The Otolith Group, Kodwo Eshun (English, culture critic, tutor DAI) and Anjalika Sagar (English, artist, guesttutor DAI)
Workshop :
THE ART OF THE ESSAY FILM
Duration :
8 days
Participants:
approx. max. 20 (NAI 15 / DAI 5)

The workshop will introduce students to the art form of the essay film. As a cinematic form, the essay film tends to move between the traditions of documentary cinema and speculative cinema, thereby opening a continuum between the poetic and the political, the personal, the geopolitical, the intercultural and the archival.

Viewing these films can suggest ways that audio-visual practice may begin to revise the past and imagine the future so as to intervene in the present.
DAY 1 MORNING: LECTURE AND SCREENINGS
Kodwo Eshun and Anjalika Sagar will present an opening lecture on the history of the essay film.

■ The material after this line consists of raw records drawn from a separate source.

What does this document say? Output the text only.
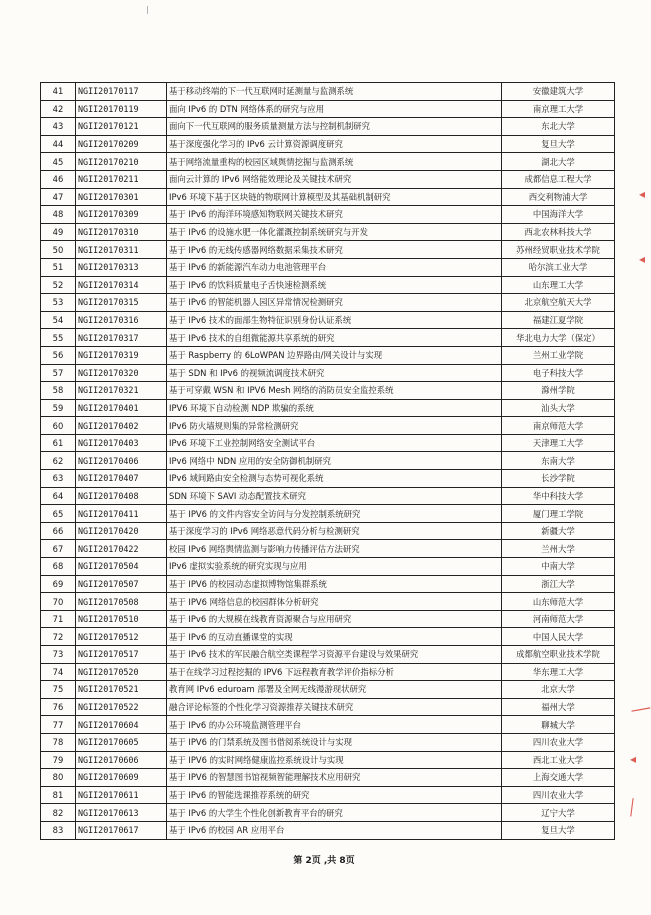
41	NGII20170117	基于移动终端的下一代互联网时延测量与监测系统	安徽建筑大学
42	NGII20170119	面向 IPv6 的 DTN 网络体系的研究与应用	南京理工大学
43	NGII20170121	面向下一代互联网的服务质量测量方法与控制机制研究	东北大学
44	NGII20170209	基于深度强化学习的 IPv6 云计算资源调度研究	复旦大学
45	NGII20170210	基于网络流量重构的校园区域舆情挖掘与监测系统	湖北大学
46	NGII20170211	面向云计算的 IPv6 网络能效理论及关键技术研究	成都信息工程大学
47	NGII20170301	IPv6 环境下基于区块链的物联网计算模型及其基础机制研究	西交利物浦大学
48	NGII20170309	基于 IPv6 的海洋环境感知物联网关键技术研究	中国海洋大学
49	NGII20170310	基于 IPv6 的设施水肥一体化灌溉控制系统研究与开发	西北农林科技大学
50	NGII20170311	基于 IPv6 的无线传感器网络数据采集技术研究	苏州经贸职业技术学院
51	NGII20170313	基于 IPv6 的新能源汽车动力电池管理平台	哈尔滨工业大学
52	NGII20170314	基于 IPv6 的饮料质量电子舌快速检测系统	山东理工大学
53	NGII20170315	基于 IPv6 的智能机器人园区异常情况检测研究	北京航空航天大学
54	NGII20170316	基于 IPv6 技术的面部生物特征识别身份认证系统	福建江夏学院
55	NGII20170317	基于 IPv6 技术的自组微能源共享系统的研究	华北电力大学（保定）
56	NGII20170319	基于 Raspberry 的 6LoWPAN 边界路由/网关设计与实现	兰州工业学院
57	NGII20170320	基于 SDN 和 IPv6 的视频流调度技术研究	电子科技大学
58	NGII20170321	基于可穿戴 WSN 和 IPV6 Mesh 网络的消防员安全监控系统	滁州学院
59	NGII20170401	IPV6 环境下自动检测 NDP 欺骗的系统	汕头大学
60	NGII20170402	IPv6 防火墙规则集的异常检测研究	南京师范大学
61	NGII20170403	IPv6 环境下工业控制网络安全测试平台	天津理工大学
62	NGII20170406	IPv6 网络中 NDN 应用的安全防御机制研究	东南大学
63	NGII20170407	IPv6 域间路由安全检测与态势可视化系统	长沙学院
64	NGII20170408	SDN 环境下 SAVI 动态配置技术研究	华中科技大学
65	NGII20170411	基于 IPV6 的文件内容安全访问与分发控制系统研究	厦门理工学院
66	NGII20170420	基于深度学习的 IPv6 网络恶意代码分析与检测研究	新疆大学
67	NGII20170422	校园 IPv6 网络舆情监测与影响力传播评估方法研究	兰州大学
68	NGII20170504	IPv6 虚拟实验系统的研究实现与应用	中南大学
69	NGII20170507	基于 IPV6 的校园动态虚拟博物馆集群系统	浙江大学
70	NGII20170508	基于 IPV6 网络信息的校园群体分析研究	山东师范大学
71	NGII20170510	基于 IPv6 的大规模在线教育资源聚合与应用研究	河南师范大学
72	NGII20170512	基于 IPv6 的互动直播课堂的实现	中国人民大学
73	NGII20170517	基于 IPv6 技术的军民融合航空类课程学习资源平台建设与效果研究	成都航空职业技术学院
74	NGII20170520	基于在线学习过程挖掘的 IPV6 下远程教育教学评价指标分析	华东理工大学
75	NGII20170521	教育网 IPv6 eduroam 部署及全网无线漫游现状研究	北京大学
76	NGII20170522	融合评论标签的个性化学习资源推荐关键技术研究	福州大学
77	NGII20170604	基于 IPv6 的办公环境监测管理平台	聊城大学
78	NGII20170605	基于 IPV6 的门禁系统及图书借阅系统设计与实现	四川农业大学
79	NGII20170606	基于 IPV6 的实时网络健康监控系统设计与实现	西北工业大学
80	NGII20170609	基于 IPV6 的智慧图书馆视频智能理解技术应用研究	上海交通大学
81	NGII20170611	基于 IPv6 的智能选课推荐系统的研究	四川农业大学
82	NGII20170613	基于 IPv6 的大学生个性化创新教育平台的研究	辽宁大学
83	NGII20170617	基于 IPv6 的校园 AR 应用平台	复旦大学
第 2页 ,共 8页
◂
◂
│
◂
╱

Excerpts from some or all of the following essay films will be screened.
DAY 1 AFTERNOON: SCREENING AND DISCUSSION
Kodwo Eshun and Anjalika Sagar will screen their new film Otolith (2003) and discuss the contemporary reworking of the essay film.

DAY 2 MORNING: DISCUSSION
The students and tutors will discuss the processes of research, archive and memory that emerge from the films viewed on Day 1

DAY 2 AFTERNOON: METHOD AND PRACTICE
The students will be prepared for the practical stage of the workshop and advised as to how they might begin to make their own short essay film on the theme of discontent The theme may be interpreted as microscopically or macroscopically as the student wishes. The theme of discontent is intended as a means of focus

DAY 3 MORNING: PLANNING
The students will be asked to form themselves into 2 groups, the size of which depends upon the number of participants. Each group will be supplied with a mini DV camera with which to direct a 4 minute essay film on the theme. The session will be devoted to the planning a feasible filming schedule for the remainder of the workshop.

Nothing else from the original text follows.